Le Baromètre Scientifique Suisse (Wissenschaftsbarometer Schweiz) est une enquête nationale représentative de la population résidente suisse, réalisée régulièrement tous les trois ans et menée pour la première fois en 2016. Depuis 2025, plus de 1 500 personnes âgées de 16 ans et plus sont recrutées dans les régions linguistiques allemande, française et italienne de la Suisse à l’aide du cadre d’échantillonnage pour les enquêtes auprès des personnes et des ménages (SRPH) de l’Office fédéral de la statistique (OFS), puis interrogées au moyen de questionnaires en ligne et sur papier. Lors des trois premières vagues d’enquête (2016, 2019 et 2022), environ 1 000 personnes âgées de 15 ans et plus ont été interrogées dans le cadre d’entretiens téléphoniques d’une durée d’environ 20 minutes. Ce changement de méthode de collecte des données doit être pris en compte lors des comparaisons temporelles.

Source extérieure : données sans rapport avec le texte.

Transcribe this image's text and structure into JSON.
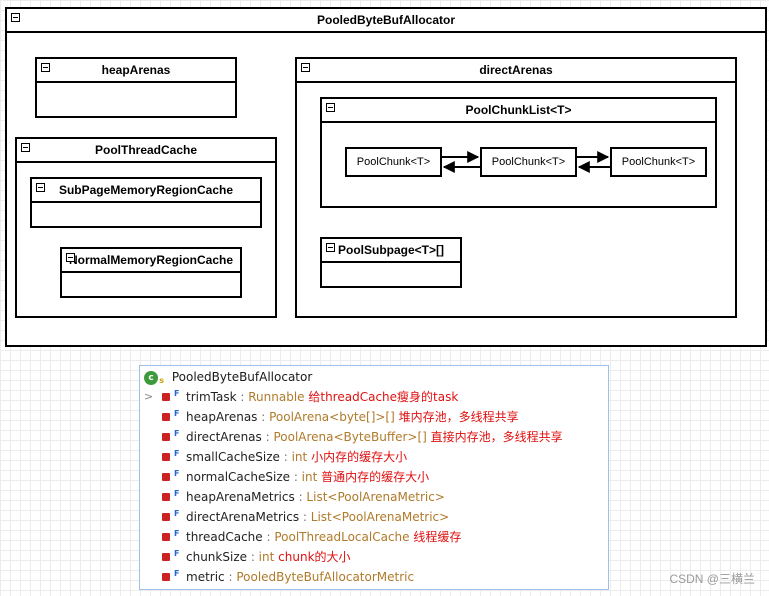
{
  "diagram": {
    "outer": {
      "title": "PooledByteBufAllocator"
    },
    "heap": {
      "title": "heapArenas"
    },
    "direct": {
      "title": "directArenas"
    },
    "chunk_list": {
      "title": "PoolChunkList<T>"
    },
    "chunks": [
      "PoolChunk<T>",
      "PoolChunk<T>",
      "PoolChunk<T>"
    ],
    "subpage": {
      "title": "PoolSubpage<T>[]"
    },
    "thread_cache": {
      "title": "PoolThreadCache"
    },
    "subpage_cache": {
      "title": "SubPageMemoryRegionCache"
    },
    "normal_cache": {
      "title": "NormalMemoryRegionCache"
    }
  },
  "structure": {
    "class_name": "PooledByteBufAllocator",
    "class_icon": "class-icon",
    "fields": [
      {
        "name": "trimTask",
        "sep": " : ",
        "type": "Runnable",
        "comment": "给threadCache瘦身的task",
        "expandable": true
      },
      {
        "name": "heapArenas",
        "sep": " : ",
        "type": "PoolArena<byte[]>[]",
        "comment": "堆内存池，多线程共享",
        "expandable": false
      },
      {
        "name": "directArenas",
        "sep": " : ",
        "type": "PoolArena<ByteBuffer>[]",
        "comment": "直接内存池，多线程共享",
        "expandable": false
      },
      {
        "name": "smallCacheSize",
        "sep": " : ",
        "type": "int",
        "comment": "小内存的缓存大小",
        "expandable": false
      },
      {
        "name": "normalCacheSize",
        "sep": " : ",
        "type": "int",
        "comment": "普通内存的缓存大小",
        "expandable": false
      },
      {
        "name": "heapArenaMetrics",
        "sep": " : ",
        "type": "List<PoolArenaMetric>",
        "comment": "",
        "expandable": false
      },
      {
        "name": "directArenaMetrics",
        "sep": " : ",
        "type": "List<PoolArenaMetric>",
        "comment": "",
        "expandable": false
      },
      {
        "name": "threadCache",
        "sep": " : ",
        "type": "PoolThreadLocalCache",
        "comment": "线程缓存",
        "expandable": false
      },
      {
        "name": "chunkSize",
        "sep": " : ",
        "type": "int",
        "comment": "chunk的大小",
        "expandable": false
      },
      {
        "name": "metric",
        "sep": " : ",
        "type": "PooledByteBufAllocatorMetric",
        "comment": "",
        "expandable": false
      }
    ]
  },
  "watermark": "CSDN @三横兰"
}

L’échantillon global est pondéré selon le sexe, l’âge, la région linguistique, le canton, le type d’habitat et le niveau de formation. Cette pondération garantit que l’échantillon reflète la structure de la population de référence pour ces caractéristiques. Les résultats de l’enquête sont ainsi représentatifs et peuvent être généralisés à l’ensemble de la population dans les limites des marges d’erreur statistiques. L’enquête mesure les connaissances scientifiques des habitantes et habitants de la Suisse ainsi que leurs attitudes à l’égard des questions scientifiques. Elle recueille également des informations sur l’utilisation de différentes sources d’information par les répondantes et répondants : dans quelle mesure ils consomment des contenus scientifiques dans les journaux, à la radio et à la télévision ; à quelle fréquence ils rencontrent ces sujets sur Internet et les réseaux sociaux ; dans quelle mesure ils fréquentent des sources d’information non médiatiques telles que les musées ou les zoos ; et s’ils discutent de ces sujets avec leur famille et leurs amis. Cette base permet d’étudier les liens entre les comportements informationnels de la population suisse et ses attitudes envers la science et la recherche. Grâce à des analyses longitudinales et à des comparaisons avec des données d’enquête provenant d’autres pays, il est également possible de tirer des conclusions sur l’évolution de la communication scientifique et de ses publics.
Le projet fournit ainsi des données transversales et longitudinales actuelles et pertinentes, tout en identifiant les opportunités et les défis de la communication scientifique.